Understanding how the System Design Interview is scored and how the interviewer manages its complexity is critical for successful completion. In this chapter we will look at assessment criteria for each stage of the interview and a mechanism for adapting complexity.
Evaluation criteria by interview stage
The interviewer evaluates the candidate on several key aspects at each stage System Design Interview. Understanding these criteria will help you place the right emphasis.

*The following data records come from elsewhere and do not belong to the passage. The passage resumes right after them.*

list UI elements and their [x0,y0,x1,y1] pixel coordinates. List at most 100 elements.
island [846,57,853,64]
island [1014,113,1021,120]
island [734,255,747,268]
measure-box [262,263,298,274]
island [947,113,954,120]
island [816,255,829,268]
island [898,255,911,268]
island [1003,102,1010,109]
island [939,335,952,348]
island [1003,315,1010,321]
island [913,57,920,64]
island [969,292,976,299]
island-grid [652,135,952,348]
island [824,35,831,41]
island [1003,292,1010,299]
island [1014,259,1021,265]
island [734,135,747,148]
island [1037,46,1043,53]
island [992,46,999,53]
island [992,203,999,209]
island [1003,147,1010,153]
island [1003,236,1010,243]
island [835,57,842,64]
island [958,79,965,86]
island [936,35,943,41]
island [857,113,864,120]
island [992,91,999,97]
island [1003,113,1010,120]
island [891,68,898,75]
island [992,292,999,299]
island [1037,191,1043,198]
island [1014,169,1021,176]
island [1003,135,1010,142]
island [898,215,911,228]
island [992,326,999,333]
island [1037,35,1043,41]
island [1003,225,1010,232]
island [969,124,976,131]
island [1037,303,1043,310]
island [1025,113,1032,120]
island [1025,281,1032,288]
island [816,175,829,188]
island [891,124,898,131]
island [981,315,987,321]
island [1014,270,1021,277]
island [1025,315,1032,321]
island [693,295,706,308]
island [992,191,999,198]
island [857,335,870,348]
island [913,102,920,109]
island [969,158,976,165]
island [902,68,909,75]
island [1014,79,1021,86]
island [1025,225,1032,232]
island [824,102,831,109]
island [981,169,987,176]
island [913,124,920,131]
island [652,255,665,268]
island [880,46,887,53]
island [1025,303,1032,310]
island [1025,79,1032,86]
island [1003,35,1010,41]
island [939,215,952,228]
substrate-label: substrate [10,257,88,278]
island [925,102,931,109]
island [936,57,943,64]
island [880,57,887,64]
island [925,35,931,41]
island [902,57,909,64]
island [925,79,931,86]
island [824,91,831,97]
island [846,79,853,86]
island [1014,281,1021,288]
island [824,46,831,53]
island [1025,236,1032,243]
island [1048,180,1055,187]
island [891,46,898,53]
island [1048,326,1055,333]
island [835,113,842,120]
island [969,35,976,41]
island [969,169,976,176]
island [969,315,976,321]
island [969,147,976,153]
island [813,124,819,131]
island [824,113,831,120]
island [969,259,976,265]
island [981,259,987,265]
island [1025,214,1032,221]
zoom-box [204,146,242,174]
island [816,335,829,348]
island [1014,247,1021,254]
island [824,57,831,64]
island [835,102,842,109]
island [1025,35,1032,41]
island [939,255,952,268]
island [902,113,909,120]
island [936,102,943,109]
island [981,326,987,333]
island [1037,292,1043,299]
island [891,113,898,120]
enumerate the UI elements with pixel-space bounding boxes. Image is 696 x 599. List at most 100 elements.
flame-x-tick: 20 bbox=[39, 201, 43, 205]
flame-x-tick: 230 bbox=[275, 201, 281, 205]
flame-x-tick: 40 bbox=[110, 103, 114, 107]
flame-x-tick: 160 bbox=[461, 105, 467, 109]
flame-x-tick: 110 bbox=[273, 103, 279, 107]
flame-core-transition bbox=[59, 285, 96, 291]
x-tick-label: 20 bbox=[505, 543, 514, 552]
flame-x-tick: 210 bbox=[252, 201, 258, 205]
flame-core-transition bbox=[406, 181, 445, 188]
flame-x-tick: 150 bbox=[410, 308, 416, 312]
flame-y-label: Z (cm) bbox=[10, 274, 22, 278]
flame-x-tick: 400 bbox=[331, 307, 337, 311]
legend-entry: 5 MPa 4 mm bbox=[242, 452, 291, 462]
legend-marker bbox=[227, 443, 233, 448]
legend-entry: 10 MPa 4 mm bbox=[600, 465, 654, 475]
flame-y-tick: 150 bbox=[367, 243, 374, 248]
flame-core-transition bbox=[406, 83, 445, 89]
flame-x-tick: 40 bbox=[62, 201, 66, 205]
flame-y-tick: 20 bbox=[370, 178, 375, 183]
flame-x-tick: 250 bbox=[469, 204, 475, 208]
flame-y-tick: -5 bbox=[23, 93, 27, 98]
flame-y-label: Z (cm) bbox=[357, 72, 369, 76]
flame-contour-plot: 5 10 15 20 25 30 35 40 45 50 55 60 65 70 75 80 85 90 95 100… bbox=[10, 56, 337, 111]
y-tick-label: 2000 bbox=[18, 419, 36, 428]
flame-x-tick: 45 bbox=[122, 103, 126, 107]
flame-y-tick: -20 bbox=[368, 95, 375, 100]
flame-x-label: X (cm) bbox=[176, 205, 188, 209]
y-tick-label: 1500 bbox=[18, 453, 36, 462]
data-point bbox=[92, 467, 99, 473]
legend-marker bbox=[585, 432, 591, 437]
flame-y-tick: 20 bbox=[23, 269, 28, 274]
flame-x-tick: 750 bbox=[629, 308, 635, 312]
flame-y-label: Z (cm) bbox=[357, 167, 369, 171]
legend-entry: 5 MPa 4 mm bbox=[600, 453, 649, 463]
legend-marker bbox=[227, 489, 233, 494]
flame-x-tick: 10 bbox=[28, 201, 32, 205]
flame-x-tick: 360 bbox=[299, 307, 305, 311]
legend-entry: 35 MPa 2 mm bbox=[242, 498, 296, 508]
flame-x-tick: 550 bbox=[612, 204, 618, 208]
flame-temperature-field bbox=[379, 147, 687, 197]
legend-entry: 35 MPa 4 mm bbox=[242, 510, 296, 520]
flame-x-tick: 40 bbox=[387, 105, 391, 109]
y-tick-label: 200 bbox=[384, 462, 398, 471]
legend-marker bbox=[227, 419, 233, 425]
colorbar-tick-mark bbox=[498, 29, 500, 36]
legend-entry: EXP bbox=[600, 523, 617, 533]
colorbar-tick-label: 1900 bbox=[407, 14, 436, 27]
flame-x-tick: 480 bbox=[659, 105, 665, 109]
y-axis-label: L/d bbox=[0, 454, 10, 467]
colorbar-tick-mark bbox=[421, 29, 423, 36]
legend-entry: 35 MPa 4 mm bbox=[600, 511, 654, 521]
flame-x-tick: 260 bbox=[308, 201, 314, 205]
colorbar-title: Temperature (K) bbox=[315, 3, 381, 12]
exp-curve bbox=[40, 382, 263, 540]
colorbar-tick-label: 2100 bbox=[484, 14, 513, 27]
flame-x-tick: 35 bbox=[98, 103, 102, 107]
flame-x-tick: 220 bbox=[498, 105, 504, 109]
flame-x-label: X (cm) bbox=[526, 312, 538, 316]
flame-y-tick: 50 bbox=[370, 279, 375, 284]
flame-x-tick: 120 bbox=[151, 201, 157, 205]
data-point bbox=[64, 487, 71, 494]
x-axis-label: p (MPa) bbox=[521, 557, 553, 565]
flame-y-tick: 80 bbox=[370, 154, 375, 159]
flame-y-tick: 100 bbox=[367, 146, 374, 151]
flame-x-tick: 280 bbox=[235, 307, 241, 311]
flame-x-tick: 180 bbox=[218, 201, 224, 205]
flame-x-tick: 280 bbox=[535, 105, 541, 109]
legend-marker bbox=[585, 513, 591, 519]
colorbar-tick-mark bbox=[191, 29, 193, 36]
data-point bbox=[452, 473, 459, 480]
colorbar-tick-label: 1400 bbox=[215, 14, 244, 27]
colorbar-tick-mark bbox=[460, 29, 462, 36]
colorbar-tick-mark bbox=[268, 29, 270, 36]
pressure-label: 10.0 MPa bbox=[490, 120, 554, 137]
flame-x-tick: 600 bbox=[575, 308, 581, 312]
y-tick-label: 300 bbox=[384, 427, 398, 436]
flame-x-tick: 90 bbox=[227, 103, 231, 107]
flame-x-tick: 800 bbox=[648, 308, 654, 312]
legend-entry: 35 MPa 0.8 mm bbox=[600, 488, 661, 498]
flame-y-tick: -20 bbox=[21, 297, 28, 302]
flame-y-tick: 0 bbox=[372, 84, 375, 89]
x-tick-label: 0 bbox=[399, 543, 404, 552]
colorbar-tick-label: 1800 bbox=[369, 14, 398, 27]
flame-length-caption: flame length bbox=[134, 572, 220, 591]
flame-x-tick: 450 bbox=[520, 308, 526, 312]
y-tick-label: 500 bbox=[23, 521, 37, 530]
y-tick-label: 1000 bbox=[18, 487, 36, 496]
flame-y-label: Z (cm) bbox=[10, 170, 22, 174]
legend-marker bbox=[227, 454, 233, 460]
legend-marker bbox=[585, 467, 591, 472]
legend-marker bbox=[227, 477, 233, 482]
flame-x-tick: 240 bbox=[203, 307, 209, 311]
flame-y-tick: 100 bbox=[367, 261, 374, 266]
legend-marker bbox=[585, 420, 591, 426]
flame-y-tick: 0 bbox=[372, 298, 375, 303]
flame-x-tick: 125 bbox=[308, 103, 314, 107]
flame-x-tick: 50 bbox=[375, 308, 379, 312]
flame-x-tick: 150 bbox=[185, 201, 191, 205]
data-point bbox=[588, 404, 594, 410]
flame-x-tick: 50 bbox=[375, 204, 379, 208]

Formalization of requirements
The candidate's ability to identify and structure system requirements is assessed.
Good
- Asks clarifying questions
- Identifies functional and non-functional requirements
- Defines the scope and boundaries of the system
Weak
- Goes straight to the solution
- Makes assumptions without elaboration
- Doesn't prioritize
System Boundaries and Public API
An understanding of how the system interacts with the outside world is assessed.
Good
- Clearly defines API endpoints
- Thinks through request/response formats
- Takes into account API versioning
Weak
- Skips API definition
- Inconsistent contracts
- Doesn't think about backward compatibility
Basic data flows
Understanding of write path and read path in the system is assessed.
Good
- Clearly separates write/read paths
- Uses sequence diagrams
- Thinks through async processing
Weak
- Mixes threads into one pile
- Does not take into account asynchrony
- Forgets about error handling
Conceptual and actual data schema
The ability to design a data model to meet the requirements is assessed.
Good
- Starts with a conceptual model
- Justifies the choice of database type
- Thinks through indexes
Weak
- Immediately selects technology without analysis
- Ignores access patterns
- Doesn't think about denormalization
System scaling
Understanding of scaling strategies and their trade-offs is assessed.
Good
- Understands vertical vs horizontal scaling
- Understands sharding strategies
- Takes bottlenecks into account
Weak
- "Just add more servers"
- Does not take into account stateful components
- Ignores data consistency
Readability and clarity of diagrams
The ability to visually communicate architecture is assessed.
Good
- Neat, readable diagrams
- Logical arrangement of elements
- Signatures and explanations
Weak
- Chaotic lines and blocks
- No component signatures
- Unclear connections
Assessment levels (grades)
The interviewer evaluates the candidate on a grade scale, which determines the level independence and depth of understanding of System Design.
Junior
The candidate is able to work only with happy path and requires significant assistance from the interviewer to progress on the task.
Specifications:
- Understands basic system logic
- Needs leading questions
- Does not take into account edge cases independently
- Limited understanding of scaling
Middle
The candidate can work independently on individual modules of the system without constant guidance.
Specifications:
- Designs individual components independently
- Takes into account basic edge cases
- Understands basic scaling patterns
- Can justify technological choice
Senior
The candidate can take end-to-end ownership of system design.
Specifications:
- Leads the entire design process independently
- Anticipates problems and offers solutions
- Deeply understands trade-offs
- Takes into account operational aspects (monitoring, debugging)
Senior+ / Staff
The candidate demonstrates an exemplary design level, beyond standard expectations.
Specifications:
- Offers innovative solutions
- Takes into account long-term evolution of the system
- Thinks about cross-cutting concerns (security, compliance)
- Can explain decisions at the business level
Difficulty Variation Mechanism
It is important to understand that the interview begins with maximum freedom and complexity. The interviewer gradually adapts the level depending on how the candidate performs.
Start
Senior level
Maximum freedom
In case of difficulties
Middle level
More tips
Severe difficulties
Junior level
Specific questions
How to improve your score
- Proactively move forward without waiting for questions
- Raise important topics independently (edge cases, scaling)
- Explain trade-offs without additional questions
- Offer alternative solutions
What lowers the score?
- Waiting for hints from the interviewer
- Failure to justify decisions
- Getting stuck at one stage
- Ignoring the interviewer's prompts
Key Findings
The interview always starts at the Senior level — you are given maximum freedom to show your abilities.
Hints are calibration — Each hint from the interviewer adjusts the assessment of your level.
Proactivity is critical — The more you manage the process yourself, the higher the score.
Trade-offs are more important than "correct" answers — the ability to explain trade-offs is valued over knowledge of specific solutions.